Data Exploration with Python and SQL Server using Jupyter Notebooks

Problem

When it comes to data-driven research, presenting the results is a complicated task. It is convenient to have an initial dataset handy, if anyone asks to re-run the computations or wants to interact with the data. Reproducibility across a number of fields is a tough task and there aren’t too many tools that can help. It’s easy to show numbers in Excel or in Power Point, but in many use cases, the context and the pathway to the results is lost.

Solution

What is the Jupyter Notebooks?

Jupyter Notebooks is a great tool that is becoming more and more popular these days. Jupyter Notebook combines live code execution with textual comments, equations and graphical visualizations. It helps you to follow and understand how the researcher got to his conclusions. The audience can play with the data set either during the presentation or later on. Some people say that Project Jupyter is a revolution in the data exploration world just like the discovery of Jupiter’s moons was a revolution in astronomy.

Project Jupyter history

Project Jupyter was started as an academic challenge. Since 2011 it’s an open-sourced product and can be easily installed using Python Anaconda distribution that includes iPython kernel, Jupyter server and most popular libraries. It supports over 100 programming languages and additional kernels, but Python is the most popular. There are more than 2 million notebooks published on GitHub these days, lots of customizations and addons. Jupyter got its name from three programming languages, Julia, Python and R.

Jupyter Notebooks can be deployed on your laptop or on any cloud server. Moreover, all cloud service providers have Jupyter-as-a-service, for instance Microsoft Azure Notebooks, Google CoLab or AWS SageMaker and there is a Binder executable service which allows you to execute and play with any notebook stored in GitHub without installing anything on your laptop.

If you are new to Jupyter Notebooks, I suggest you to go to Microsoft Azure Notebook by Buck Woody where you can learn about the Jupyter Notebook power and after playing with the notebook, come back to this tip.

In this tip I will show you how Jupyter Notebook helps you to make a presentation based on the data research.
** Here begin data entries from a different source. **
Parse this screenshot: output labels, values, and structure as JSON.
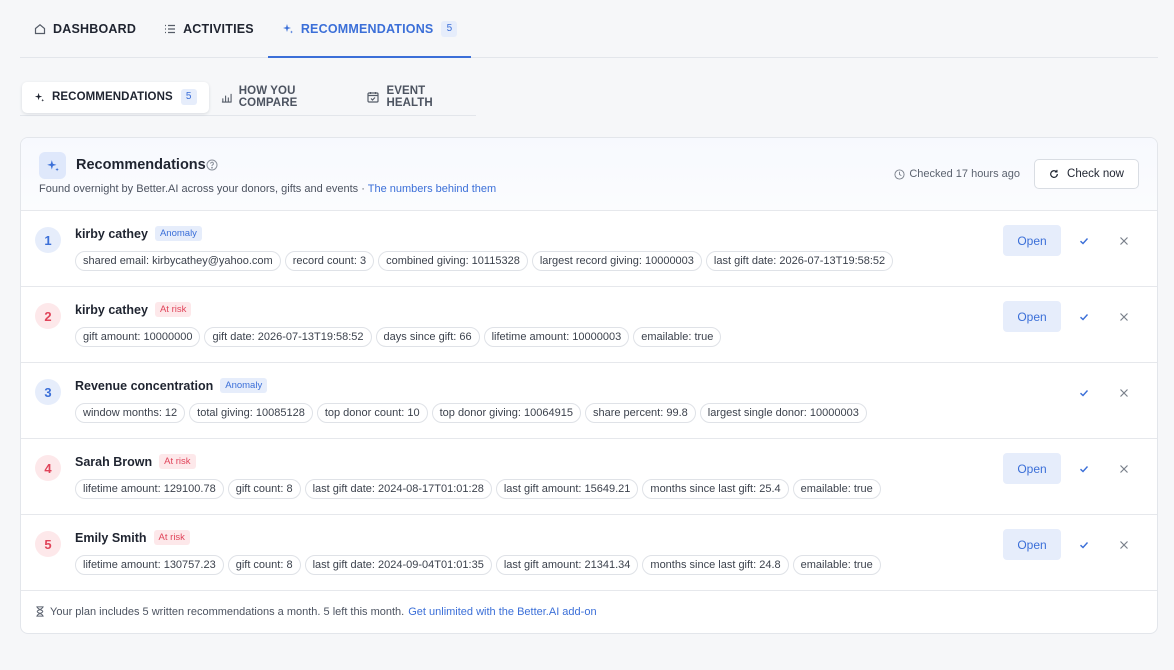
{
  "nav": {
    "tabs": [
      {
        "label": "DASHBOARD",
        "icon": "home-icon"
      },
      {
        "label": "ACTIVITIES",
        "icon": "list-icon"
      },
      {
        "label": "RECOMMENDATIONS",
        "icon": "sparkle-icon",
        "count": "5",
        "active": true
      }
    ]
  },
  "subnav": {
    "tabs": [
      {
        "label": "RECOMMENDATIONS",
        "icon": "sparkle-icon",
        "count": "5",
        "active": true
      },
      {
        "label": "HOW YOU COMPARE",
        "icon": "bar-chart-icon"
      },
      {
        "label": "EVENT HEALTH",
        "icon": "calendar-check-icon"
      }
    ]
  },
  "card": {
    "title": "Recommendations",
    "subtitle": "Found overnight by Better.AI across your donors, gifts and events · ",
    "subtitle_link": "The numbers behind them",
    "checked": "Checked 17 hours ago",
    "check_now": "Check now"
  },
  "recommendations": [
    {
      "num": "1",
      "num_color": "blue",
      "title": "kirby cathey",
      "tag": "Anomaly",
      "tag_type": "anomaly",
      "has_open": true,
      "chips": [
        "shared email: kirbycathey@yahoo.com",
        "record count: 3",
        "combined giving: 10115328",
        "largest record giving: 10000003",
        "last gift date: 2026-07-13T19:58:52"
      ]
    },
    {
      "num": "2",
      "num_color": "red",
      "title": "kirby cathey",
      "tag": "At risk",
      "tag_type": "risk",
      "has_open": true,
      "chips": [
        "gift amount: 10000000",
        "gift date: 2026-07-13T19:58:52",
        "days since gift: 66",
        "lifetime amount: 10000003",
        "emailable: true"
      ]
    },
    {
      "num": "3",
      "num_color": "blue",
      "title": "Revenue concentration",
      "tag": "Anomaly",
      "tag_type": "anomaly",
      "has_open": false,
      "chips": [
        "window months: 12",
        "total giving: 10085128",
        "top donor count: 10",
        "top donor giving: 10064915",
        "share percent: 99.8",
        "largest single donor: 10000003"
      ]
    },
    {
      "num": "4",
      "num_color": "red",
      "title": "Sarah Brown",
      "tag": "At risk",
      "tag_type": "risk",
      "has_open": true,
      "chips": [
        "lifetime amount: 129100.78",
        "gift count: 8",
        "last gift date: 2024-08-17T01:01:28",
        "last gift amount: 15649.21",
        "months since last gift: 25.4",
        "emailable: true"
      ]
    },
    {
      "num": "5",
      "num_color": "red",
      "title": "Emily Smith",
      "tag": "At risk",
      "tag_type": "risk",
      "has_open": true,
      "chips": [
        "lifetime amount: 130757.23",
        "gift count: 8",
        "last gift date: 2024-09-04T01:01:35",
        "last gift amount: 21341.34",
        "months since last gift: 24.8",
        "emailable: true"
      ]
    }
  ],
  "open_label": "Open",
  "footer": {
    "text": "Your plan includes 5 written recommendations a month. 5 left this month.",
    "link": "Get unlimited with the Better.AI add-on"
  },
  "colors": {
    "accent": "#3b6fd8",
    "risk": "#e0445a"
  }
}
After having the initial result set into the dataframe variables, you will not need a connection to the database and can rerun any computation that your audience will demand. You can visualize the results with one line of the code and I am sure that your audience will be impressed.

Built-in iPython magic

iPython kernel has built-in magic commands. Those commands use symbol %, which is not a valid unary operator in Python and can be used only in combination with a magic command. There are many magic commands for different purposes.

In this tip we will talk about %sql magic which can be used for interactive data analysis using our favorite language: SQL. We can query any database system; in this tip I will use SQL Server.

Environment preparation

To play with the below examples, you can either use any cloud Jupyter service, prepare your own environment or you can launch it in the server-less executable environment Binder.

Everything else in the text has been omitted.